Las tienditas, peluquerías, lavanderías, papelerías y florerías siguen siendo una red decisiva de ingresos y abasto en México. En el Día del Pequeño Comerciante, que se conmemora cada 7 de agosto, la Alianza Nacional de Pequeños Comerciantes (Anpec) destaca que este sector ha generado más de dos millones de autoempleos. Su peso no se limita a la actividad económica: ofrece una salida laboral para familias que buscan independencia, flexibilidad o una respuesta al desempleo.

Un negocio de largas jornadas
Las tiendas de abarrotes ilustran la fragilidad y relevancia de ese modelo. El 41% de los tenderos trabaja más de 12 horas diarias y el 74% abre los siete días de la semana. Seis de cada diez operan desde su vivienda, lo que reduce costos iniciales pero mezcla el patrimonio familiar con el riesgo comercial. Además, las mujeres administran el 68% de estos negocios, una participación que confirma su papel como infraestructura cotidiana de cuidado e ingreso.
Para el 74% de los encuestados, la tienda representa la principal fuente de recursos del hogar; sin embargo, el 57% factura menos de 20,000 pesos mensuales.

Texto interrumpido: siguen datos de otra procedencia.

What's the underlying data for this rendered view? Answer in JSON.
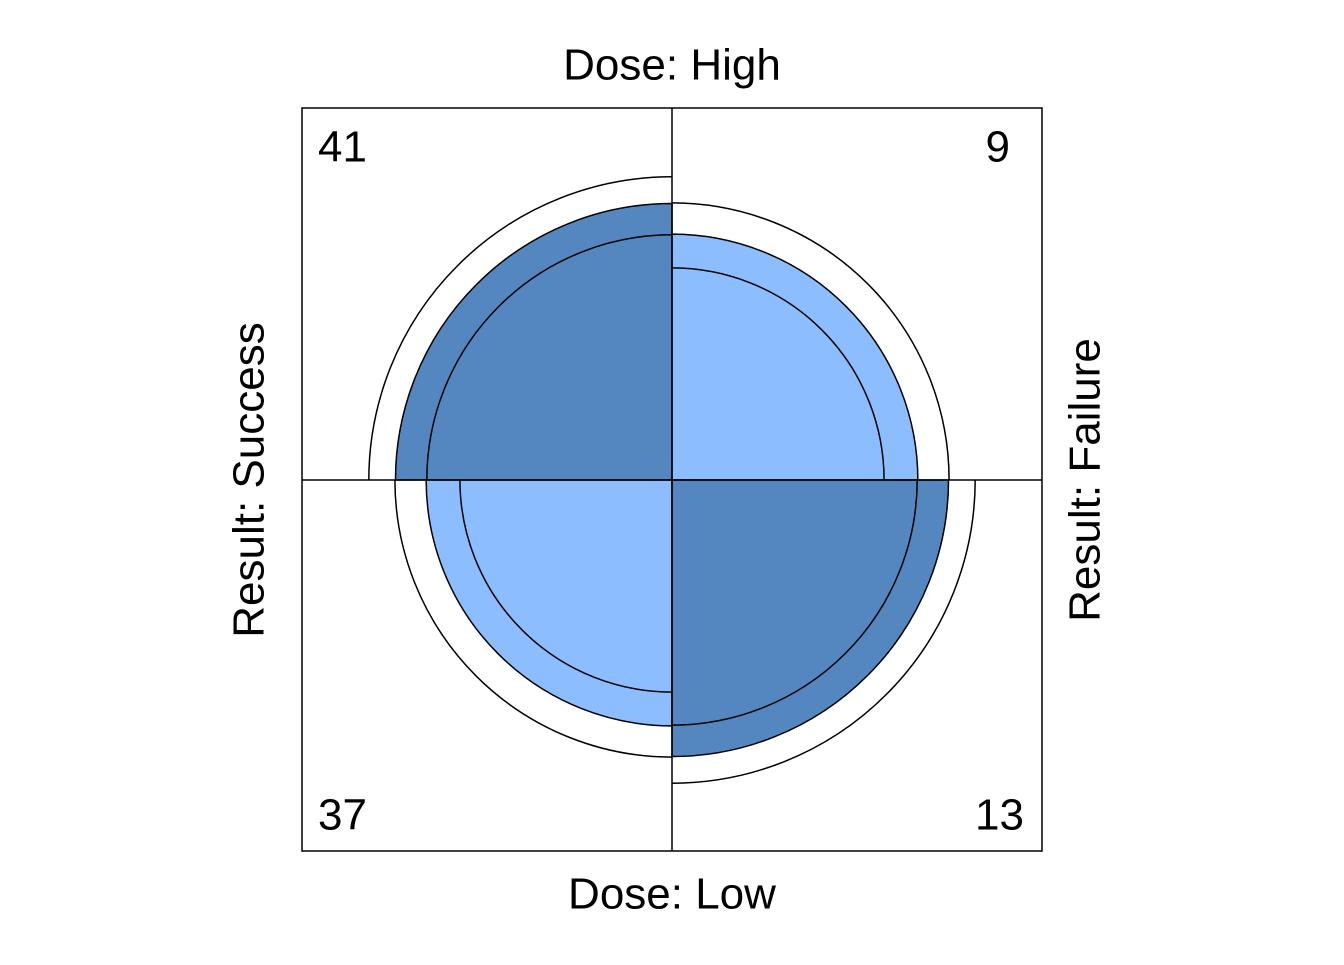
{
  "chart_data": {
    "type": "fourfold",
    "top_label": "Dose: High",
    "bottom_label": "Dose: Low",
    "left_label": "Result: Success",
    "right_label": "Result: Failure",
    "values": [
      41,
      9,
      37,
      13
    ],
    "colors": [
      "#5486C0",
      "#8CBEFF"
    ],
    "conf_level": 0.95
  }
}
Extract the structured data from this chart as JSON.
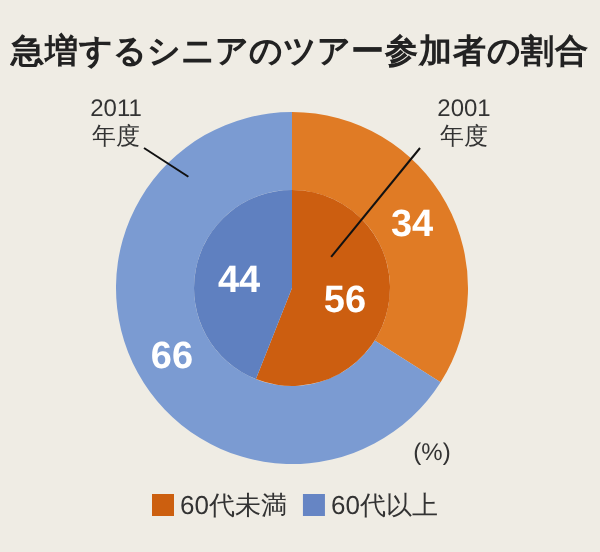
{
  "chart_data": {
    "type": "donut",
    "title": "急増するシニアのツアー参加者の割合",
    "categories": [
      "60代未満",
      "60代以上"
    ],
    "series": [
      {
        "name": "2011 年度",
        "type": "donut",
        "colors": [
          "#e07b25",
          "#7b9bd2"
        ],
        "values": [
          34,
          66
        ]
      },
      {
        "name": "2001 年度",
        "type": "pie",
        "colors": [
          "#cc5e10",
          "#5f80c0"
        ],
        "values": [
          56,
          44
        ]
      }
    ],
    "colors": [
      "#cc5f0f",
      "#6685c4"
    ],
    "data_labels": true,
    "legend": "bottom",
    "annotations": [
      "(%)"
    ]
  }
}
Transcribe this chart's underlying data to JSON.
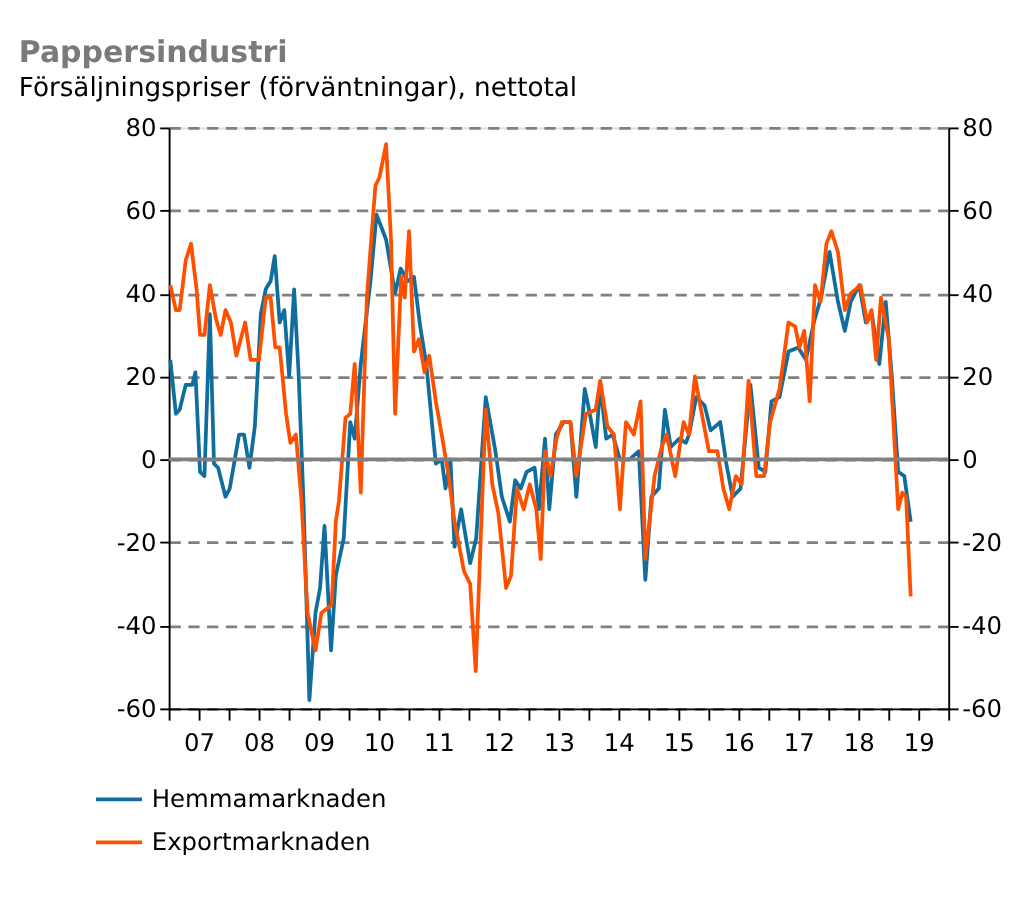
{
  "chart_data": {
    "type": "line",
    "title": "Pappersindustri",
    "subtitle": "Försäljningspriser (förväntningar), nettotal",
    "xlim": [
      "2007-01-01",
      "2020-01-01"
    ],
    "xticks": [
      {
        "value": "2007-01-01",
        "label": null
      },
      {
        "value": "2007-07-02",
        "label": "07"
      },
      {
        "value": "2008-01-01",
        "label": null
      },
      {
        "value": "2008-07-02",
        "label": "08"
      },
      {
        "value": "2009-01-01",
        "label": null
      },
      {
        "value": "2009-07-02",
        "label": "09"
      },
      {
        "value": "2010-01-01",
        "label": null
      },
      {
        "value": "2010-07-02",
        "label": "10"
      },
      {
        "value": "2011-01-01",
        "label": null
      },
      {
        "value": "2011-07-02",
        "label": "11"
      },
      {
        "value": "2012-01-01",
        "label": null
      },
      {
        "value": "2012-07-02",
        "label": "12"
      },
      {
        "value": "2013-01-01",
        "label": null
      },
      {
        "value": "2013-07-02",
        "label": "13"
      },
      {
        "value": "2014-01-01",
        "label": null
      },
      {
        "value": "2014-07-02",
        "label": "14"
      },
      {
        "value": "2015-01-01",
        "label": null
      },
      {
        "value": "2015-07-02",
        "label": "15"
      },
      {
        "value": "2016-01-01",
        "label": null
      },
      {
        "value": "2016-07-02",
        "label": "16"
      },
      {
        "value": "2017-01-01",
        "label": null
      },
      {
        "value": "2017-07-02",
        "label": "17"
      },
      {
        "value": "2018-01-01",
        "label": null
      },
      {
        "value": "2018-07-02",
        "label": "18"
      },
      {
        "value": "2019-01-01",
        "label": null
      },
      {
        "value": "2019-07-02",
        "label": "19"
      },
      {
        "value": "2020-01-01",
        "label": null
      }
    ],
    "ylim": [
      -60,
      80
    ],
    "yticks": [
      -60,
      -40,
      -20,
      0,
      20,
      40,
      60,
      80
    ],
    "y2lim": [
      -60,
      80
    ],
    "y2ticks": [
      -60,
      -40,
      -20,
      0,
      20,
      40,
      60,
      80
    ],
    "grid": "y",
    "legend": "bottom",
    "line_style": "solid",
    "marker": "none",
    "ref_lines": [
      {
        "axis": "y2",
        "value": 0,
        "label": null,
        "color": "#808080"
      }
    ],
    "series": [
      {
        "name": "Hemmamarknaden",
        "color": "#0f6e9e",
        "x": [
          "2007-01-11",
          "2007-02-14",
          "2007-03-09",
          "2007-04-15",
          "2007-05-25",
          "2007-06-13",
          "2007-07-11",
          "2007-08-07",
          "2007-09-09",
          "2007-10-04",
          "2007-10-29",
          "2007-12-13",
          "2008-01-08",
          "2008-03-05",
          "2008-04-04",
          "2008-05-07",
          "2008-06-09",
          "2008-07-15",
          "2008-08-14",
          "2008-09-13",
          "2008-10-08",
          "2008-11-07",
          "2008-12-05",
          "2009-01-04",
          "2009-02-03",
          "2009-03-02",
          "2009-04-01",
          "2009-05-07",
          "2009-06-13",
          "2009-07-11",
          "2009-08-07",
          "2009-09-16",
          "2009-10-15",
          "2009-12-02",
          "2010-01-11",
          "2010-02-07",
          "2010-03-16",
          "2010-05-14",
          "2010-06-20",
          "2010-08-17",
          "2010-10-11",
          "2010-11-14",
          "2010-12-27",
          "2011-02-03",
          "2011-03-13",
          "2011-04-19",
          "2011-06-16",
          "2011-07-22",
          "2011-08-14",
          "2011-09-13",
          "2011-10-08",
          "2011-11-17",
          "2012-01-11",
          "2012-02-17",
          "2012-04-15",
          "2012-06-13",
          "2012-07-22",
          "2012-09-09",
          "2012-10-11",
          "2012-11-14",
          "2012-12-20",
          "2013-02-07",
          "2013-03-05",
          "2013-04-11",
          "2013-05-07",
          "2013-06-16",
          "2013-08-03",
          "2013-09-13",
          "2013-10-19",
          "2013-12-09",
          "2014-01-04",
          "2014-02-14",
          "2014-03-13",
          "2014-04-19",
          "2014-05-28",
          "2014-07-11",
          "2014-09-09",
          "2014-11-03",
          "2014-12-13",
          "2015-01-19",
          "2015-03-05",
          "2015-04-11",
          "2015-05-17",
          "2015-07-08",
          "2015-08-17",
          "2015-09-05",
          "2015-10-19",
          "2015-12-09",
          "2016-01-15",
          "2016-03-13",
          "2016-04-19",
          "2016-05-28",
          "2016-07-15",
          "2016-09-13",
          "2016-11-03",
          "2016-12-13",
          "2017-01-19",
          "2017-03-09",
          "2017-05-03",
          "2017-07-01",
          "2017-08-17",
          "2017-10-04",
          "2017-11-17",
          "2018-01-08",
          "2018-02-28",
          "2018-04-11",
          "2018-05-17",
          "2018-07-08",
          "2018-08-17",
          "2018-09-23",
          "2018-11-07",
          "2018-12-16",
          "2019-01-22",
          "2019-03-02",
          "2019-04-08",
          "2019-05-17"
        ],
        "values": [
          24,
          11,
          12,
          18,
          18,
          21,
          -3,
          -4,
          35,
          -1,
          -2,
          -9,
          -7,
          6,
          6,
          -2,
          8,
          35,
          41,
          43,
          49,
          33,
          36,
          20,
          41,
          21,
          -10,
          -58,
          -37,
          -31,
          -16,
          -46,
          -28,
          -19,
          9,
          5,
          23,
          43,
          59,
          53,
          40,
          46,
          43,
          44,
          32,
          23,
          -1,
          0,
          -7,
          0,
          -21,
          -12,
          -25,
          -19,
          15,
          2,
          -9,
          -15,
          -5,
          -7,
          -3,
          -2,
          -12,
          5,
          -12,
          6,
          9,
          9,
          -9,
          17,
          12,
          3,
          18,
          5,
          6,
          0,
          0,
          2,
          -29,
          -9,
          -7,
          12,
          3,
          5,
          4,
          6,
          15,
          13,
          7,
          9,
          -1,
          -9,
          -7,
          18,
          -2,
          -3,
          14,
          15,
          26,
          27,
          24,
          33,
          39,
          50,
          38,
          31,
          38,
          42,
          33,
          35,
          23,
          38,
          20,
          -3,
          -4,
          -15
        ]
      },
      {
        "name": "Exportmarknaden",
        "color": "#ff5000",
        "x": [
          "2007-01-11",
          "2007-02-14",
          "2007-03-09",
          "2007-04-15",
          "2007-05-17",
          "2007-06-20",
          "2007-07-11",
          "2007-08-07",
          "2007-09-09",
          "2007-10-15",
          "2007-11-14",
          "2007-12-13",
          "2008-01-15",
          "2008-02-17",
          "2008-04-11",
          "2008-05-14",
          "2008-07-04",
          "2008-08-14",
          "2008-09-13",
          "2008-10-11",
          "2008-11-07",
          "2008-12-16",
          "2009-01-11",
          "2009-02-14",
          "2009-03-20",
          "2009-04-26",
          "2009-06-13",
          "2009-07-19",
          "2009-09-20",
          "2009-10-15",
          "2009-11-03",
          "2009-12-13",
          "2010-01-11",
          "2010-02-07",
          "2010-03-16",
          "2010-04-22",
          "2010-06-13",
          "2010-07-08",
          "2010-08-17",
          "2010-09-16",
          "2010-10-11",
          "2010-11-17",
          "2010-12-09",
          "2011-01-04",
          "2011-02-03",
          "2011-03-05",
          "2011-04-08",
          "2011-05-07",
          "2011-06-16",
          "2011-07-22",
          "2011-09-02",
          "2011-10-08",
          "2011-12-05",
          "2012-01-11",
          "2012-02-14",
          "2012-03-27",
          "2012-04-15",
          "2012-05-25",
          "2012-07-01",
          "2012-08-17",
          "2012-09-16",
          "2012-10-22",
          "2012-12-02",
          "2013-01-08",
          "2013-02-17",
          "2013-03-16",
          "2013-04-11",
          "2013-05-14",
          "2013-06-20",
          "2013-07-22",
          "2013-09-13",
          "2013-10-19",
          "2013-12-16",
          "2014-02-14",
          "2014-03-13",
          "2014-04-26",
          "2014-06-05",
          "2014-07-11",
          "2014-08-17",
          "2014-10-04",
          "2014-11-14",
          "2014-12-13",
          "2015-02-07",
          "2015-03-23",
          "2015-04-22",
          "2015-06-13",
          "2015-08-03",
          "2015-09-05",
          "2015-10-11",
          "2015-11-17",
          "2016-01-04",
          "2016-02-25",
          "2016-04-01",
          "2016-05-07",
          "2016-06-16",
          "2016-07-22",
          "2016-09-02",
          "2016-10-19",
          "2016-12-05",
          "2017-01-11",
          "2017-03-09",
          "2017-05-03",
          "2017-06-13",
          "2017-07-08",
          "2017-08-07",
          "2017-09-09",
          "2017-10-11",
          "2017-11-14",
          "2017-12-20",
          "2018-01-19",
          "2018-02-28",
          "2018-04-11",
          "2018-05-17",
          "2018-07-15",
          "2018-08-25",
          "2018-09-20",
          "2018-10-19",
          "2018-11-17",
          "2019-01-04",
          "2019-03-02",
          "2019-03-27",
          "2019-04-19",
          "2019-05-17"
        ],
        "values": [
          42,
          36,
          36,
          48,
          52,
          41,
          30,
          30,
          42,
          34,
          30,
          36,
          33,
          25,
          33,
          24,
          24,
          39,
          39,
          27,
          27,
          11,
          4,
          6,
          -10,
          -37,
          -46,
          -37,
          -35,
          -15,
          -10,
          10,
          11,
          23,
          -8,
          39,
          66,
          68,
          76,
          53,
          11,
          44,
          39,
          55,
          26,
          29,
          21,
          25,
          14,
          6,
          -4,
          -15,
          -27,
          -30,
          -51,
          -7,
          12,
          -6,
          -13,
          -31,
          -28,
          -7,
          -12,
          -6,
          -12,
          -24,
          2,
          -4,
          5,
          9,
          9,
          -4,
          11,
          12,
          19,
          8,
          6,
          -12,
          9,
          6,
          14,
          -24,
          -4,
          3,
          6,
          -4,
          9,
          6,
          20,
          12,
          2,
          2,
          -7,
          -12,
          -4,
          -6,
          19,
          -4,
          -4,
          9,
          17,
          33,
          32,
          27,
          31,
          14,
          42,
          38,
          52,
          55,
          50,
          36,
          40,
          42,
          33,
          36,
          24,
          39,
          29,
          -12,
          -8,
          -9,
          -33
        ]
      }
    ]
  }
}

Esa brecha entre dedicación y ventas revela márgenes estrechos: casi la mitad emprendió para obtener autonomía, mientras que el 26% llegó al negocio tras perder su empleo. El autoempleo funciona como amortiguador social, pero no garantiza estabilidad financiera.
Precios, fiado y margen
La cercanía con los vecinos es su principal ventaja frente a las cadenas: las compras habituales oscilan entre 50 y 100 pesos y atienden necesidades inmediatas, incluidos productos a granel. Pero esa relación también traslada presión al comerciante. El 49% reporta más solicitudes de fiado, elevando las cuentas por cobrar en negocios con poco capital disponible.
Durante el primer semestre de 2026, el 91% percibió aumentos de proveedores. Buscar artículos o distribuidores más baratos no bastó: el 89% tuvo que subir precios para proteger su margen. El reto del pequeño comercio es sostener su función comunitaria sin financiar, con su propia liquidez, la inflación y el consumo deteriorado de sus clientes.